Dans les premiers mois de l’embryogenèse, la zone du nombril est très renflée. (1) Les mythes asiatiques en témoignent, en figurant, par exemple, une montagne légendaire (ainsi du mont Mandara), un linga, un genou, une trompe d’éléphant (comme celle du fameux Ganesha), ou, plus simplement encore, un ventre proéminent : ainsi du Moine Ventripotent, souvent présent dans les temples, réminiscence fœtale à peine inconsciente quand ce Moine est figuré avec un fil de yantra qui jaillit de ce ventre et qui ressemble à s’y méprendre à un cordon.

 

Le Moine Ventripotent est parfois représenté les yeux masqués ; or, en mythologie, tout ce qui est « masqué, voilé, caché, invisible, secret, mystères, obscurité, ténèbres, noir, nuit, aveugle ou non-né » manifeste inconsciemment la biologie utérine.

 

À l’obscurité utérine succède la lumière de la naissance ; ainsi cette grande et belle fête de Loy Krathong, célébrée avec tant d’entrain et d’éclat ces jours-ci en Thaïlande, serait-elle une répétition inconsciente de ce phénomène de la vie ? Lâcher dans le courant de la rivière une bougie allumée attachée à un petit radeau, dans le ciel nocturne, une même bougie allumée accrochée à un ballon, libère l’impétrant des souillures, de la malchance subies durant l’année passée.
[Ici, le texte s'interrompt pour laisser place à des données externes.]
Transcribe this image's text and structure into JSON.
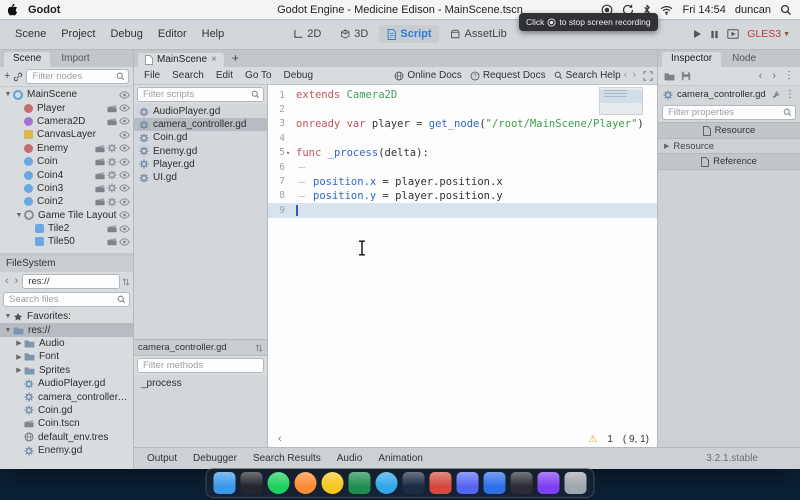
{
  "menubar": {
    "app_name": "Godot",
    "window_title": "Godot Engine - Medicine Edison - MainScene.tscn",
    "clock": "Fri 14:54",
    "user": "duncan"
  },
  "recording_tooltip": {
    "prefix": "Click",
    "suffix": "to stop screen recording"
  },
  "editor_toolbar": {
    "menus": [
      "Scene",
      "Project",
      "Debug",
      "Editor",
      "Help"
    ],
    "workspaces": [
      {
        "label": "2D",
        "active": false
      },
      {
        "label": "3D",
        "active": false
      },
      {
        "label": "Script",
        "active": true
      },
      {
        "label": "AssetLib",
        "active": false
      }
    ],
    "renderer": "GLES3",
    "accent_color": "#2f7bd9",
    "renderer_color": "#c23a31"
  },
  "scene_dock": {
    "tabs": [
      {
        "label": "Scene",
        "active": true
      },
      {
        "label": "Import",
        "active": false
      }
    ],
    "filter_placeholder": "Filter nodes",
    "nodes": [
      {
        "label": "MainScene",
        "depth": 0,
        "arrow": "down",
        "color": "#5aa4dd",
        "shape": "ring",
        "badges": [],
        "eye": true
      },
      {
        "label": "Player",
        "depth": 1,
        "arrow": null,
        "color": "#c46b6b",
        "shape": "dot",
        "badges": [
          "scene"
        ],
        "eye": true
      },
      {
        "label": "Camera2D",
        "depth": 1,
        "arrow": null,
        "color": "#a173d4",
        "shape": "dot",
        "badges": [
          "scene"
        ],
        "eye": true
      },
      {
        "label": "CanvasLayer",
        "depth": 1,
        "arrow": null,
        "color": "#d8b84a",
        "shape": "square",
        "badges": [],
        "eye": true
      },
      {
        "label": "Enemy",
        "depth": 1,
        "arrow": null,
        "color": "#c46b6b",
        "shape": "dot",
        "badges": [
          "scene",
          "script"
        ],
        "eye": true
      },
      {
        "label": "Coin",
        "depth": 1,
        "arrow": null,
        "color": "#6ba7e0",
        "shape": "dot",
        "badges": [
          "scene",
          "script"
        ],
        "eye": true
      },
      {
        "label": "Coin4",
        "depth": 1,
        "arrow": null,
        "color": "#6ba7e0",
        "shape": "dot",
        "badges": [
          "scene",
          "script"
        ],
        "eye": true
      },
      {
        "label": "Coin3",
        "depth": 1,
        "arrow": null,
        "color": "#6ba7e0",
        "shape": "dot",
        "badges": [
          "scene",
          "script"
        ],
        "eye": true
      },
      {
        "label": "Coin2",
        "depth": 1,
        "arrow": null,
        "color": "#6ba7e0",
        "shape": "dot",
        "badges": [
          "scene",
          "script"
        ],
        "eye": true
      },
      {
        "label": "Game Tile Layout",
        "depth": 1,
        "arrow": "down",
        "color": "#8a9096",
        "shape": "ring",
        "badges": [],
        "eye": true
      },
      {
        "label": "Tile2",
        "depth": 2,
        "arrow": null,
        "color": "#6ba7e0",
        "shape": "square",
        "badges": [
          "scene"
        ],
        "eye": true
      },
      {
        "label": "Tile50",
        "depth": 2,
        "arrow": null,
        "color": "#6ba7e0",
        "shape": "square",
        "badges": [
          "scene"
        ],
        "eye": true
      }
    ]
  },
  "filesystem_dock": {
    "title": "FileSystem",
    "path": "res://",
    "search_placeholder": "Search files",
    "items": [
      {
        "label": "Favorites:",
        "depth": 0,
        "icon": "star",
        "arrow": "down",
        "selected": false
      },
      {
        "label": "res://",
        "depth": 0,
        "icon": "folder",
        "arrow": "down",
        "selected": true
      },
      {
        "label": "Audio",
        "depth": 1,
        "icon": "folder",
        "arrow": "right",
        "selected": false
      },
      {
        "label": "Font",
        "depth": 1,
        "icon": "folder",
        "arrow": "right",
        "selected": false
      },
      {
        "label": "Sprites",
        "depth": 1,
        "icon": "folder",
        "arrow": "right",
        "selected": false
      },
      {
        "label": "AudioPlayer.gd",
        "depth": 1,
        "icon": "script",
        "arrow": null,
        "selected": false
      },
      {
        "label": "camera_controller.gd",
        "depth": 1,
        "icon": "script",
        "arrow": null,
        "selected": false
      },
      {
        "label": "Coin.gd",
        "depth": 1,
        "icon": "script",
        "arrow": null,
        "selected": false
      },
      {
        "label": "Coin.tscn",
        "depth": 1,
        "icon": "scene",
        "arrow": null,
        "selected": false
      },
      {
        "label": "default_env.tres",
        "depth": 1,
        "icon": "resource",
        "arrow": null,
        "selected": false
      },
      {
        "label": "Enemy.gd",
        "depth": 1,
        "icon": "script",
        "arrow": null,
        "selected": false
      }
    ]
  },
  "script_workspace": {
    "scene_tab_label": "MainScene",
    "menus": [
      "File",
      "Search",
      "Edit",
      "Go To",
      "Debug"
    ],
    "help_buttons": [
      {
        "label": "Online Docs",
        "icon": "globe"
      },
      {
        "label": "Request Docs",
        "icon": "question"
      },
      {
        "label": "Search Help",
        "icon": "magnifier"
      }
    ],
    "filter_scripts_placeholder": "Filter scripts",
    "scripts": [
      {
        "label": "AudioPlayer.gd",
        "selected": false
      },
      {
        "label": "camera_controller.gd",
        "selected": true
      },
      {
        "label": "Coin.gd",
        "selected": false
      },
      {
        "label": "Enemy.gd",
        "selected": false
      },
      {
        "label": "Player.gd",
        "selected": false
      },
      {
        "label": "UI.gd",
        "selected": false
      }
    ],
    "current_script": "camera_controller.gd",
    "filter_methods_placeholder": "Filter methods",
    "methods": [
      "_process"
    ],
    "code_lines": [
      {
        "n": "1",
        "tokens": [
          {
            "c": "kw",
            "s": "extends"
          },
          {
            "c": "t",
            "s": " "
          },
          {
            "c": "ty",
            "s": "Camera2D"
          }
        ]
      },
      {
        "n": "2",
        "tokens": []
      },
      {
        "n": "3",
        "tokens": [
          {
            "c": "kw",
            "s": "onready var"
          },
          {
            "c": "t",
            "s": " player = "
          },
          {
            "c": "fn",
            "s": "get_node"
          },
          {
            "c": "t",
            "s": "("
          },
          {
            "c": "st",
            "s": "\"/root/MainScene/Player\""
          },
          {
            "c": "t",
            "s": ")"
          }
        ]
      },
      {
        "n": "4",
        "tokens": []
      },
      {
        "n": "5",
        "fold": true,
        "tokens": [
          {
            "c": "kw",
            "s": "func"
          },
          {
            "c": "t",
            "s": " "
          },
          {
            "c": "fn",
            "s": "_process"
          },
          {
            "c": "t",
            "s": "(delta):"
          }
        ]
      },
      {
        "n": "6",
        "tokens": [
          {
            "c": "tab",
            "s": ""
          }
        ]
      },
      {
        "n": "7",
        "tokens": [
          {
            "c": "tab",
            "s": ""
          },
          {
            "c": "mem",
            "s": "position.x"
          },
          {
            "c": "t",
            "s": " = player.position.x"
          }
        ]
      },
      {
        "n": "8",
        "tokens": [
          {
            "c": "tab",
            "s": ""
          },
          {
            "c": "mem",
            "s": "position.y"
          },
          {
            "c": "t",
            "s": " = player.position.y"
          }
        ]
      },
      {
        "n": "9",
        "current": true,
        "tokens": []
      }
    ],
    "status": {
      "warning_count": "1",
      "caret_position": "( 9, 1)"
    }
  },
  "bottom_panel": {
    "buttons": [
      "Output",
      "Debugger",
      "Search Results",
      "Audio",
      "Animation"
    ],
    "version": "3.2.1.stable"
  },
  "inspector_dock": {
    "tabs": [
      {
        "label": "Inspector",
        "active": true
      },
      {
        "label": "Node",
        "active": false
      }
    ],
    "script_name": "camera_controller.gd",
    "filter_placeholder": "Filter properties",
    "sections": [
      {
        "label": "Resource",
        "style": "header"
      },
      {
        "label": "Resource",
        "style": "group"
      },
      {
        "label": "Reference",
        "style": "header"
      }
    ]
  },
  "dock": {
    "apps": [
      {
        "color": "#3b99e8",
        "shape": "rounded"
      },
      {
        "color": "#23262c",
        "shape": "rounded"
      },
      {
        "color": "#1ed05e",
        "shape": "circle"
      },
      {
        "color": "#ff8b33",
        "shape": "circle"
      },
      {
        "color": "#f6c71f",
        "shape": "circle"
      },
      {
        "color": "#1e8e4e",
        "shape": "rounded"
      },
      {
        "color": "#31a8e8",
        "shape": "circle"
      },
      {
        "color": "#1b2b45",
        "shape": "rounded"
      },
      {
        "color": "#d24b3e",
        "shape": "rounded"
      },
      {
        "color": "#5766f2",
        "shape": "rounded"
      },
      {
        "color": "#2e6fe8",
        "shape": "rounded"
      },
      {
        "color": "#2a2d33",
        "shape": "rounded"
      },
      {
        "color": "#7e3ff2",
        "shape": "rounded"
      },
      {
        "color": "#9fa6ad",
        "shape": "rounded"
      }
    ]
  }
}
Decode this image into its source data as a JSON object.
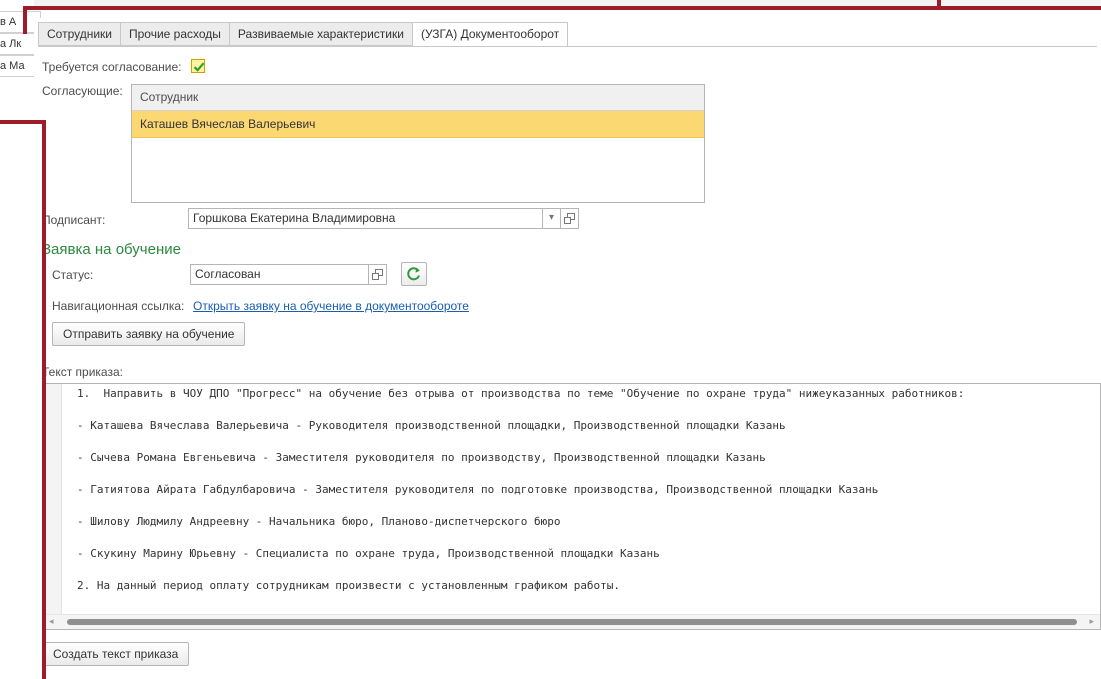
{
  "background": {
    "left_rows": [
      "в А",
      "а Лк",
      "а Ма"
    ]
  },
  "tabs": [
    {
      "label": "Сотрудники",
      "active": false
    },
    {
      "label": "Прочие расходы",
      "active": false
    },
    {
      "label": "Развиваемые характеристики",
      "active": false
    },
    {
      "label": "(УЗГА) Документооборот",
      "active": true
    }
  ],
  "approval": {
    "required_label": "Требуется согласование:",
    "required_checked": true,
    "approvers_label": "Согласующие:",
    "grid_header": "Сотрудник",
    "approvers": [
      "Каташев Вячеслав Валерьевич"
    ]
  },
  "signer": {
    "label": "Подписант:",
    "value": "Горшкова Екатерина Владимировна"
  },
  "training_request": {
    "title": "Заявка на обучение",
    "status_label": "Статус:",
    "status_value": "Согласован",
    "nav_link_label": "Навигационная ссылка:",
    "nav_link_text": "Открыть заявку на обучение в документообороте",
    "send_button": "Отправить заявку на обучение"
  },
  "order_text": {
    "label": "Текст приказа:",
    "lines": [
      "1.  Направить в ЧОУ ДПО \"Прогресс\" на обучение без отрыва от производства по теме \"Обучение по охране труда\" нижеуказанных работников:",
      "- Каташева Вячеслава Валерьевича - Руководителя производственной площадки, Производственной площадки Казань",
      "- Сычева Романа Евгеньевича - Заместителя руководителя по производству, Производственной площадки Казань",
      "- Гатиятова Айрата Габдулбаровича - Заместителя руководителя по подготовке производства, Производственной площадки Казань",
      "- Шилову Людмилу Андреевну - Начальника бюро, Планово-диспетчерского бюро",
      "- Скукину Марину Юрьевну - Специалиста по охране труда, Производственной площадки Казань",
      "2. На данный период оплату сотрудникам произвести с установленным графиком работы."
    ],
    "create_button": "Создать текст приказа"
  },
  "colors": {
    "annotation_frame": "#9c1c2a",
    "selected_row": "#fcd873",
    "section_title": "#2b8a3e",
    "link": "#1a5eb0"
  }
}
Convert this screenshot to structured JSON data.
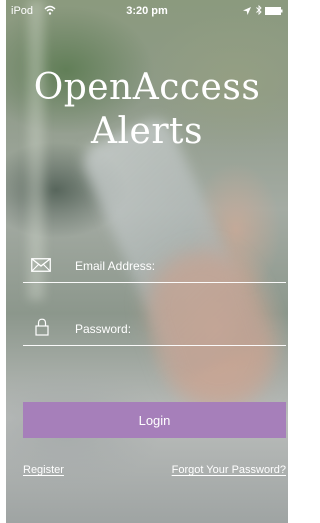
{
  "status_bar": {
    "carrier": "iPod",
    "time": "3:20 pm",
    "icons": [
      "wifi-icon",
      "location-icon",
      "bluetooth-icon",
      "battery-icon"
    ]
  },
  "app": {
    "title_line1": "OpenAccess",
    "title_line2": "Alerts"
  },
  "login_form": {
    "email": {
      "icon": "envelope-icon",
      "placeholder": "Email Address:",
      "value": ""
    },
    "password": {
      "icon": "lock-icon",
      "placeholder": "Password:",
      "value": ""
    },
    "login_label": "Login"
  },
  "links": {
    "register": "Register",
    "forgot_password": "Forgot Your Password?"
  },
  "colors": {
    "accent": "#a67fba",
    "text": "#ffffff"
  }
}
Ce rituel se tient une nuit de pleine lune, à la fin de la saison des pluies – à la fin du déluge, c’est-à-dire à la fin de la chute prénatale des eaux amniotiques, de cette réminiscence.

 

Très serré à terme dans l’utérus obscur, et contraint d’ingurgiter sans cesse l’urine qu’il rejette dans le liquide amniotique dont il se nourrit, le fœtus vit des derniers moments très difficiles : l’en sauve la naissance, cette lumière. Répéter inconsciemment la naissance libère du mal, s’adjure-t-on ainsi : c’est cela, Loy Krathong. La royauté thaïe a fini par l’emporter sur l’empire khmer d’Angkor, Loy Krathong sur nagara, la naissance sur le nombril de l’embryon : c’est donc que l’humain répète inconsciemment dans son processus historique le déroulement du processus de l’embryogenèse.

 

C’est par l’aéroport de Suvarnabhumi que la plupart des touristes vont affluer pour assister à Loy Krathong. Ce beau nom de Suvarna-bhumi, si agréable à prononcer, et en lui-même une porte ouverte à un monde délicieux, signifie « terre de l’or ». Plusieurs textes anciens bouddhistes, comme les Jataka, « vies antérieures », récits composés il y a près de vingt siècles, font mention de Suvarnabhumi. Mais l’emplacement de ce pays reste inconnu, à l’exemple des paradis perdus légendaires d’autres peuples. Cependant, parce que cet aéroport expose au premier chef dans son hall des départs une magnifique représentation du « barattage de la mer de lait », nous comprenons que cette « terre mythique de l’or », c’est-à-dire le paradis perdu, est l’époque regrettée d’une « vie antérieure », quand le fœtus bénéficiait d’une alimentation ad vitam aeternam par le cordon-placenta.

 

FRANÇOIS DOR

 

De formation juridique, François Dor a consacré plus de vingt années à la rédaction d’un livre sur cette découverte fondamentale des mythologies, mémoires de la vie fœtale.

 

(1) « L’insertion du cordon ombilical occupe une place d’abord très grande, qui se réduit relativement à mesure que l’embryon grandit. » A. Dollander, Éléments d’embryologie, Flammarion, 1970, p. 289.